I have every sympathy for Mr Price who was clearly not informed of the risks of investing, but there are some other interesting points to this story.
1.The Mail’s headline implies that Mr Price received a £200,000 settlement. In fact, he received his original investment (£200,000) plus interest, less income taken and less the remaining value of the investment. In other words Barclays returned him to his original position. I dare say that creative headline “journalism” could learn a lesson or two as well as Barclays! Indeed inaccurate reporting does not aid stress reduction. One could view the power of the media to alter the outcome of a deliberated decision in various ways.
2.The “adviser” at Barclays, if the story is in any way accurate, would have been very foolish to split a £200,000 between just two funds (irrespective of which ones). A proper assessment of Mr Price’s attitude towards risk seems to be completely lacking, let alone the implementation of a sensible portfolio.
3.The adviser must have been under significant pressure to even consider investing Mr Price’s entire life savings, although I suspect the story lacks rather vital detail – the idea of someone aged 89 investing all of their money in the stock market is plainly folly. This is exactly the point that IFAs have been arguing for some time, where the FSA appear to take a far more punitive approach to IFAs rather than the “advisers” at Banks.
4.I doubt the “adviser” calculated the income required for the fees and what was already available, merely seeing the opportunity to invest funds and received a fairly significant commission on £200,000. So probably no financial planning was done, though I admit this is pure speculation on my part.

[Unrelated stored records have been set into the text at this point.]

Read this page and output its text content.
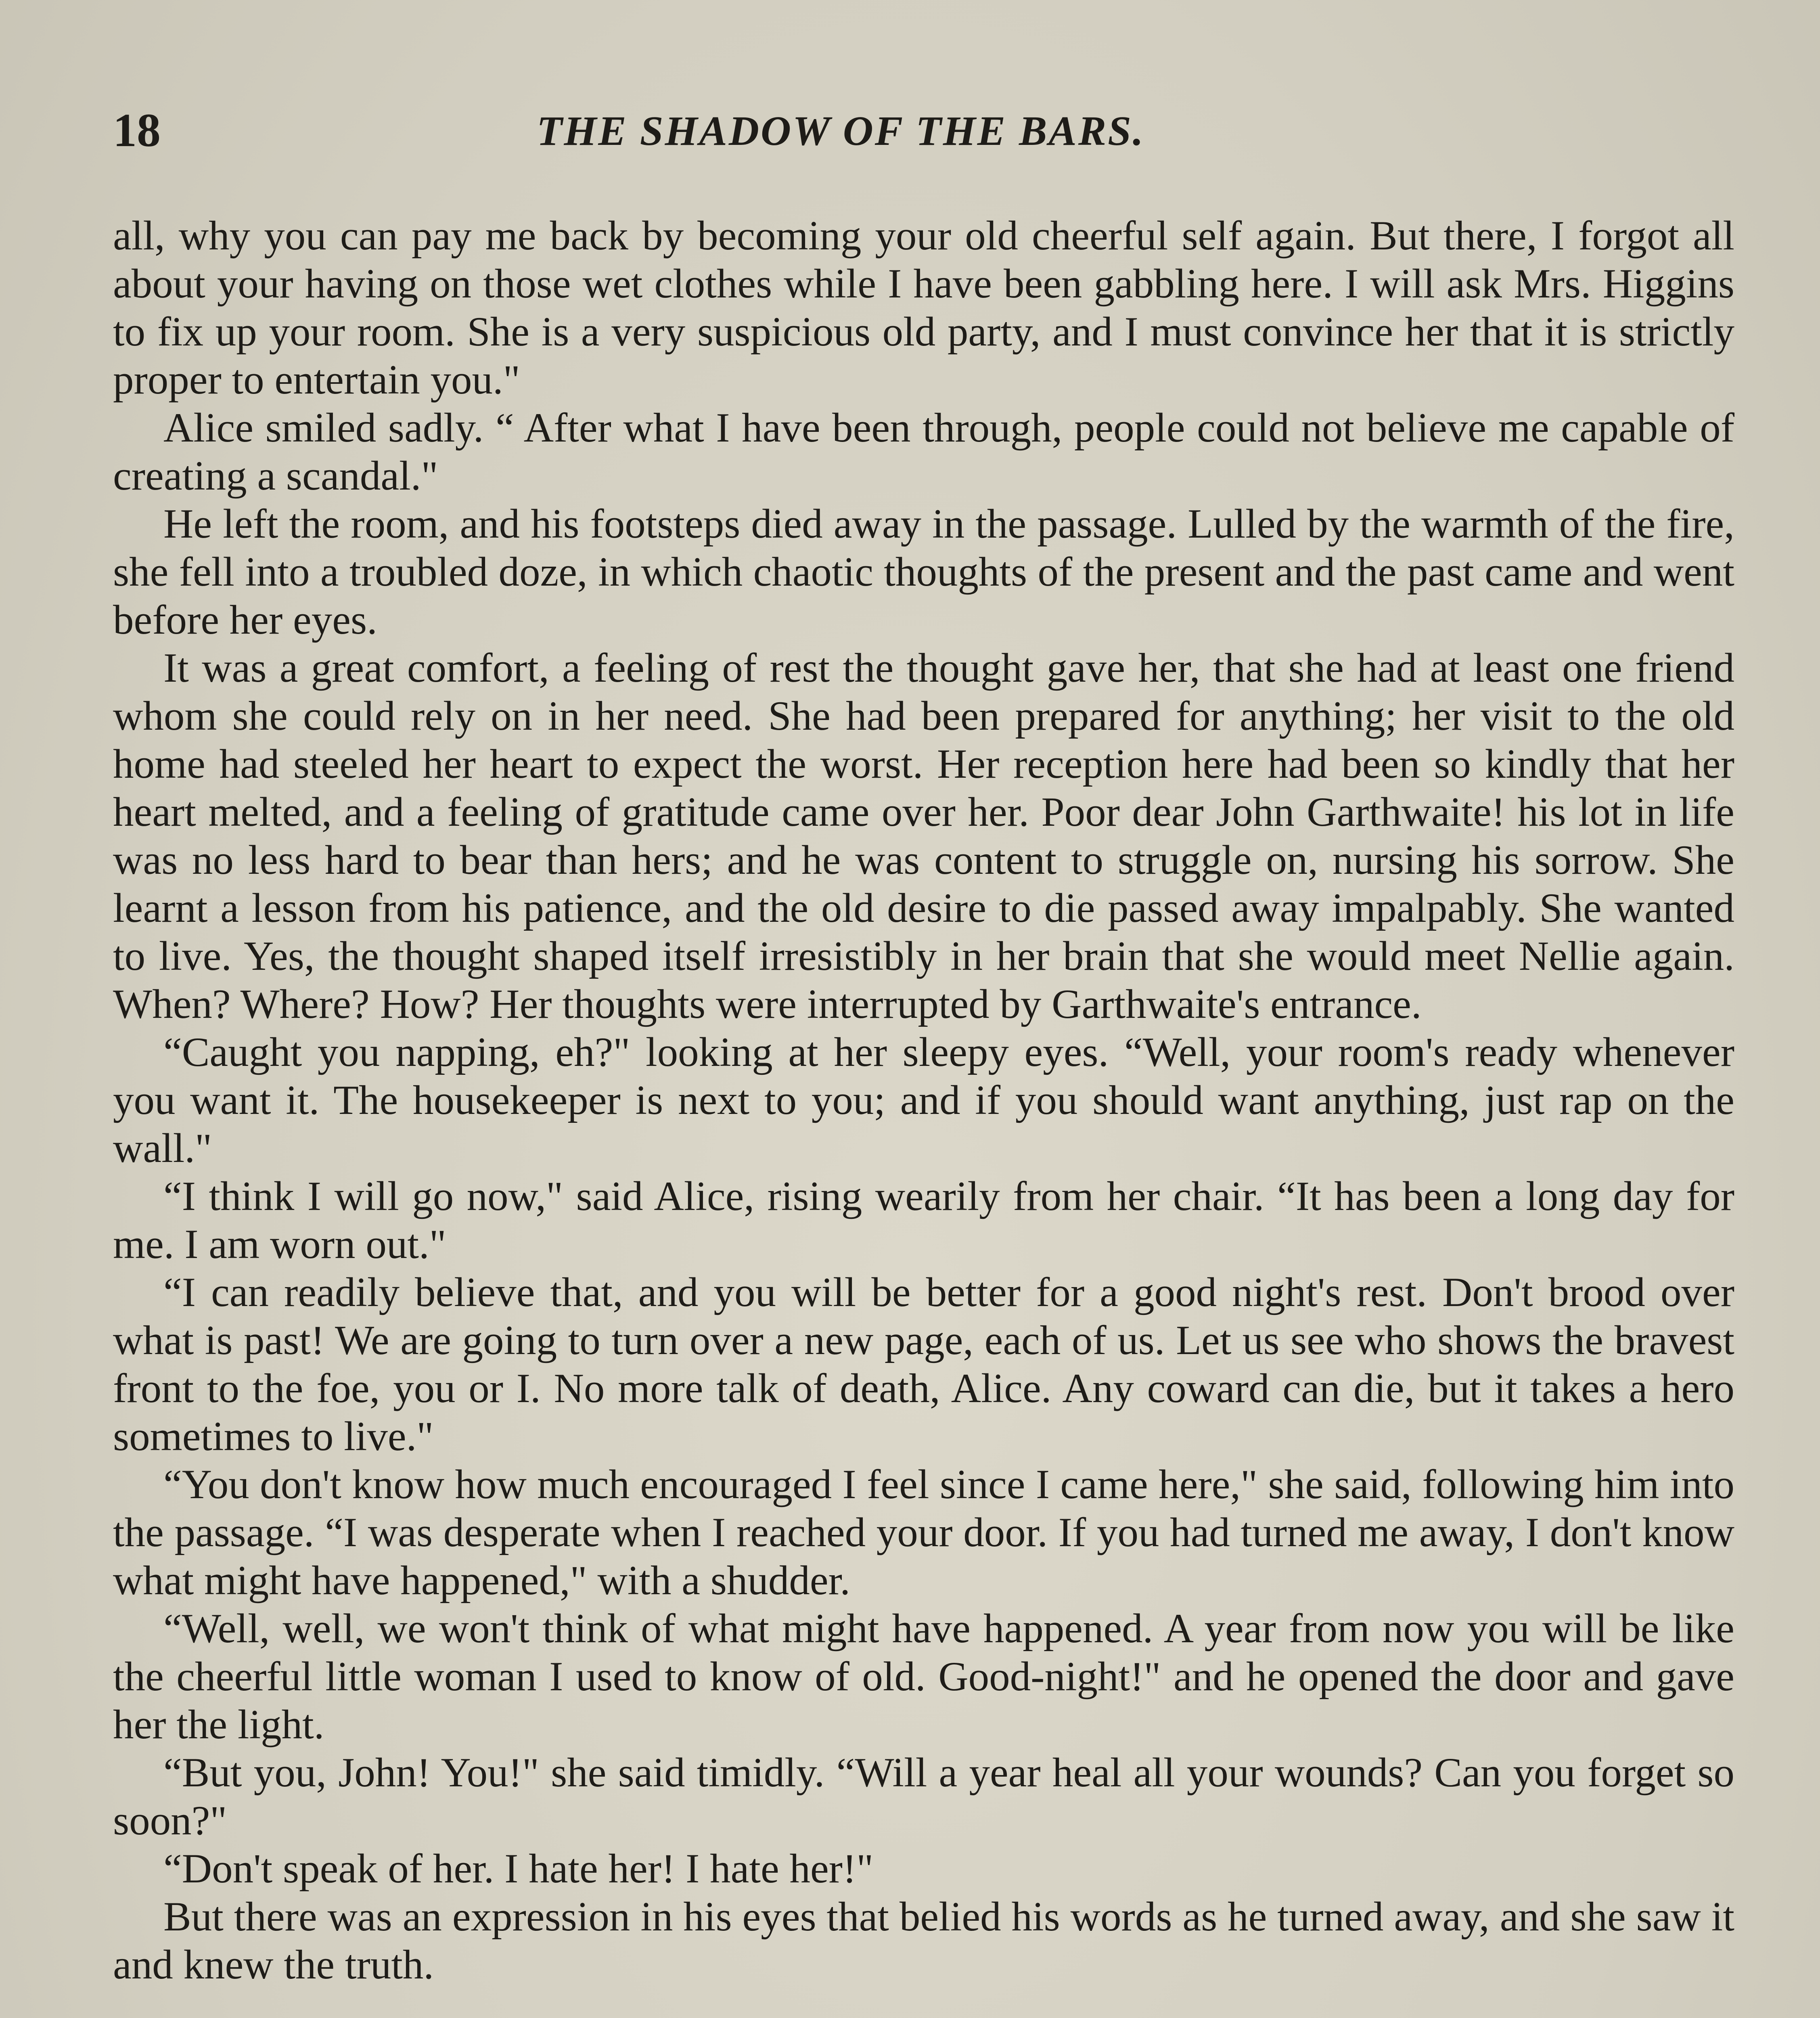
18	THE SHADOW OF THE BARS.

all, why you can pay me back by becoming your old cheerful self again. But there, I forgot all about your having on those wet clothes while I have been gabbling here. I will ask Mrs. Higgins to fix up your room. She is a very suspicious old party, and I must convince her that it is strictly proper to entertain you."

Alice smiled sadly. “ After what I have been through, people could not believe me capable of creating a scandal."

He left the room, and his footsteps died away in the passage. Lulled by the warmth of the fire, she fell into a troubled doze, in which chaotic thoughts of the present and the past came and went before her eyes.

It was a great comfort, a feeling of rest the thought gave her, that she had at least one friend whom she could rely on in her need. She had been prepared for anything; her visit to the old home had steeled her heart to expect the worst. Her reception here had been so kindly that her heart melted, and a feeling of gratitude came over her. Poor dear John Garthwaite! his lot in life was no less hard to bear than hers; and he was content to struggle on, nursing his sorrow. She learnt a lesson from his patience, and the old desire to die passed away impalpably. She wanted to live. Yes, the thought shaped itself irresistibly in her brain that she would meet Nellie again. When? Where? How? Her thoughts were interrupted by Garthwaite's entrance.

“Caught you napping, eh?" looking at her sleepy eyes. “Well, your room's ready whenever you want it. The housekeeper is next to you; and if you should want anything, just rap on the wall."

“I think I will go now," said Alice, rising wearily from her chair. “It has been a long day for me. I am worn out."

“I can readily believe that, and you will be better for a good night's rest. Don't brood over what is past! We are going to turn over a new page, each of us. Let us see who shows the bravest front to the foe, you or I. No more talk of death, Alice. Any coward can die, but it takes a hero sometimes to live."

“You don't know how much encouraged I feel since I came here," she said, following him into the passage. “I was desperate when I reached your door. If you had turned me away, I don't know what might have happened," with a shudder.

“Well, well, we won't think of what might have happened. A year from now you will be like the cheerful little woman I used to know of old. Good-night!" and he opened the door and gave her the light.

“But you, John! You!" she said timidly. “Will a year heal all your wounds? Can you forget so soon?"

“Don't speak of her. I hate her! I hate her!"

But there was an expression in his eyes that belied his words as he turned away, and she saw it and knew the truth.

5.Barclays appear to have thought, however momentarily, that investing Mr Price’s £200,000 in this way was perfectly acceptable. It certainly isn’t.
6.Mr Price’s portfolio fell by nearly 40% – pretty much like most stockmarkets. It has recovered mildly since then but neither the Mail, Barclays or Mr Price have really paid heed to the reality of investing, and the need to take a long-term view. This is plainly Barclay’s fault for failing to properly advise Mr Price of this important factor. The reality is that stockmarkets, property, interest rates and virtually all types of asset have fallen in value following the credit crunch, which affects everyone.

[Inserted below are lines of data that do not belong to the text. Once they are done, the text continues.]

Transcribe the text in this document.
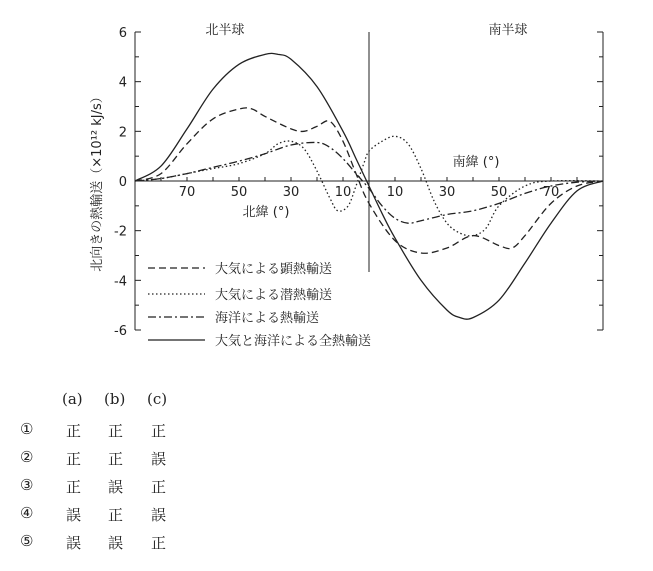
6
4
2
0
-2
-4
-6
70	50	30	10	10	30	50	70
北緯 (°)
南緯 (°)
北半球	南半球
北向きの熱輸送（×10¹² kJ/s）	大気による顕熱輸送
大気による潜熱輸送
海洋による熱輸送
大気と海洋による全熱輸送
(a) (b) (c)
① 正 正 正
② 正 正 誤
③ 正 誤 正
④ 誤 正 誤
⑤ 誤 誤 正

7.The FSA, IFAP and IFAs in general continue to fail to communicate the message that getting independent advice is far superior than going to your Bank. The assumption that a Bank, who “look after” your cash, has the ability or wisdom to provide advice about what to do with your money is grossly misplaced. This merely proves that Banks profit from inertia and a false understanding of trust.
8.I also note that family members are no more qualified to understand investments or provide reassurance when it comes to financial planning. Unfortunately Mr Price was accompanied by his son, who was no apparently more able to understand the products or risk involved.
The main lessons from my perspective are clear.
•Avoid pressurised salesmen
•Seek independent, preferably fee based advice
•Don’t put all your eggs in one basket (in this case 2 funds)
•Don’t believe the headline figures (from investment companies or newspapers)
•Work out what you need, investment risk could have and almost certainly should have been avoided entirely by someone aged 89 living in a residential care home.
•Please, please, please, please forget getting advice from a Bank, this is not 1950!